В груди становится тяжело. Такое ощущение, словно я пустая банка из-под колы, которую легко смять пальцами. Пытаюсь дышать глубоко и медленно, как заставлял меня репетитор-англичанин, если я начинал паниковать из-за уроков, но в воздухе слишком много дыма.
Я никогда не утверждал, что я бродяга. Люди сами делали такое предположение. А я не возражал, потому что это проще, чем рассказывать правду. Кто я. Что сделал. Эти факты изменили бы отношение Лонгвея ко мне в считаные мгновения.
— Я справляюсь, — пожимаю плечами я.
Даже если он и разочарован моим ответом, то не подает и вида. Он снова закрывает глаз и машет ближайшему из мужчин в черном.

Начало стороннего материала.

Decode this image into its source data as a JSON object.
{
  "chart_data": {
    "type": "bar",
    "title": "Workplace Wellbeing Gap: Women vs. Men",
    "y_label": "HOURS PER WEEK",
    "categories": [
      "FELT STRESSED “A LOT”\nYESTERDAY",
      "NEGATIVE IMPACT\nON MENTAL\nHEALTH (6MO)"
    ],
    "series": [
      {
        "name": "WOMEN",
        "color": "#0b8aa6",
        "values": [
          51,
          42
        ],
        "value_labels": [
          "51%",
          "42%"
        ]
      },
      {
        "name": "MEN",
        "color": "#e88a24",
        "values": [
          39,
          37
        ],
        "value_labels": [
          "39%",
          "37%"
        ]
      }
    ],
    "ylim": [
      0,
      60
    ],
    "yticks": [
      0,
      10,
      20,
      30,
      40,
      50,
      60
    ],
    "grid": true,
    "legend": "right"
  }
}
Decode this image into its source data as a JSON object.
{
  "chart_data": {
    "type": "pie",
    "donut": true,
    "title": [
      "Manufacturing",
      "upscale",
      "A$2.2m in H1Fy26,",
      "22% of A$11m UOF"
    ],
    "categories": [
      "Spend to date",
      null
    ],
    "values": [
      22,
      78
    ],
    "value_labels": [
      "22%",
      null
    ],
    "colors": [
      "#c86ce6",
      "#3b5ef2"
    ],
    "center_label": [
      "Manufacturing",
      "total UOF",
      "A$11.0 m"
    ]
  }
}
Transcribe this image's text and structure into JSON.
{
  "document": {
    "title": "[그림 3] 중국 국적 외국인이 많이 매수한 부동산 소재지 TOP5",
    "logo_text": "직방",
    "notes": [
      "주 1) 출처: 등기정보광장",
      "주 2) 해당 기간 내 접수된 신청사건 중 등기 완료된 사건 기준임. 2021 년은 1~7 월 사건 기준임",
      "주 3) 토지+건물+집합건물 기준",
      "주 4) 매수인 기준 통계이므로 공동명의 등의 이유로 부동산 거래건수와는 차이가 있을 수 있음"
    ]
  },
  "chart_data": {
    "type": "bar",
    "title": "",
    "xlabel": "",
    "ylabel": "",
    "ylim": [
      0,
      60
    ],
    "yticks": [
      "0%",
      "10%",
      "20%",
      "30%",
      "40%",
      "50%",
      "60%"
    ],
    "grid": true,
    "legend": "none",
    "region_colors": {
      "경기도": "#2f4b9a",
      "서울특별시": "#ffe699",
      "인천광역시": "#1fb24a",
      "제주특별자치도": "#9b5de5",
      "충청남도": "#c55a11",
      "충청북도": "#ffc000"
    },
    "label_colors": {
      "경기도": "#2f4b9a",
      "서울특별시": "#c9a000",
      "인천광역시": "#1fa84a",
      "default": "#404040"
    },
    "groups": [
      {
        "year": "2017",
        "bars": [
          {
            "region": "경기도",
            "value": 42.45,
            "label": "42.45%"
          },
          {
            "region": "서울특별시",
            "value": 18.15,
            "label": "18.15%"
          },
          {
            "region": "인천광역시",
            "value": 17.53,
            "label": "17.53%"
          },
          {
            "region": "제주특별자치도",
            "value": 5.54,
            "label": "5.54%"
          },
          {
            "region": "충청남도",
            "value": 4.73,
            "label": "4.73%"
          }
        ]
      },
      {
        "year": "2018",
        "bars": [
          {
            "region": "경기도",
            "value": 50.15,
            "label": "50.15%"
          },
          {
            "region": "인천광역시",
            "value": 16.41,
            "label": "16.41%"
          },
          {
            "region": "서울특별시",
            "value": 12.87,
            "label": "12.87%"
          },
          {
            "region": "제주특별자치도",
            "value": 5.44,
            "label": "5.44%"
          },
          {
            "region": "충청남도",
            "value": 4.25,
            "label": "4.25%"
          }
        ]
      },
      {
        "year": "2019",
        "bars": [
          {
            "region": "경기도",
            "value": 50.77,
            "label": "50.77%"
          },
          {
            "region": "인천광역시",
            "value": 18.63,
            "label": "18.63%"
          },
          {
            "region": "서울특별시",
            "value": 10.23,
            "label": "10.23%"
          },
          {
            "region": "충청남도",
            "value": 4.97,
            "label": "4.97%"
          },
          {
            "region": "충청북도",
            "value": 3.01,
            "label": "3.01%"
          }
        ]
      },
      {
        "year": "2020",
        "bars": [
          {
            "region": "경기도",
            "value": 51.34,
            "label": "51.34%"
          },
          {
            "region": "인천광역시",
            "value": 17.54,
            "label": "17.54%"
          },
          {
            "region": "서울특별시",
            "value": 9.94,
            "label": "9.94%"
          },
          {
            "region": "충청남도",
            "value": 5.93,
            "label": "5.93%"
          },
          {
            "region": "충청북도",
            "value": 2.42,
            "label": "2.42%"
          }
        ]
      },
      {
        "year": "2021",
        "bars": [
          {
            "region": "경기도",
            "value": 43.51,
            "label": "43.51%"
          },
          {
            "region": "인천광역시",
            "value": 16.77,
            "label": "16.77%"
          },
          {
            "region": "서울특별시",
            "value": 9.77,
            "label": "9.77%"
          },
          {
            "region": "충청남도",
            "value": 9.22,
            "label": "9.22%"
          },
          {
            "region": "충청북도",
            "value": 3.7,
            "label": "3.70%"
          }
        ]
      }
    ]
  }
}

— Фанг покажет тебе, куда идти.
Фанг, угрюмый мужчина с красной татуировкой на лице, не очень-то рад подобному заданию. Он пристально смотрит на меня и ведет в западный коридор, постоянно держа меня на расстоянии вытянутой руки. Я иду медленно, стараясь разглядеть как можно больше деталей. Все двери закрыты, заперты снаружи. В центре коридора висит табло, на котором красным написаны имена. Эти символы прекрасно сочетаются с алыми фонарями, парящими над нами. С определенного угла они совершенно невидимы.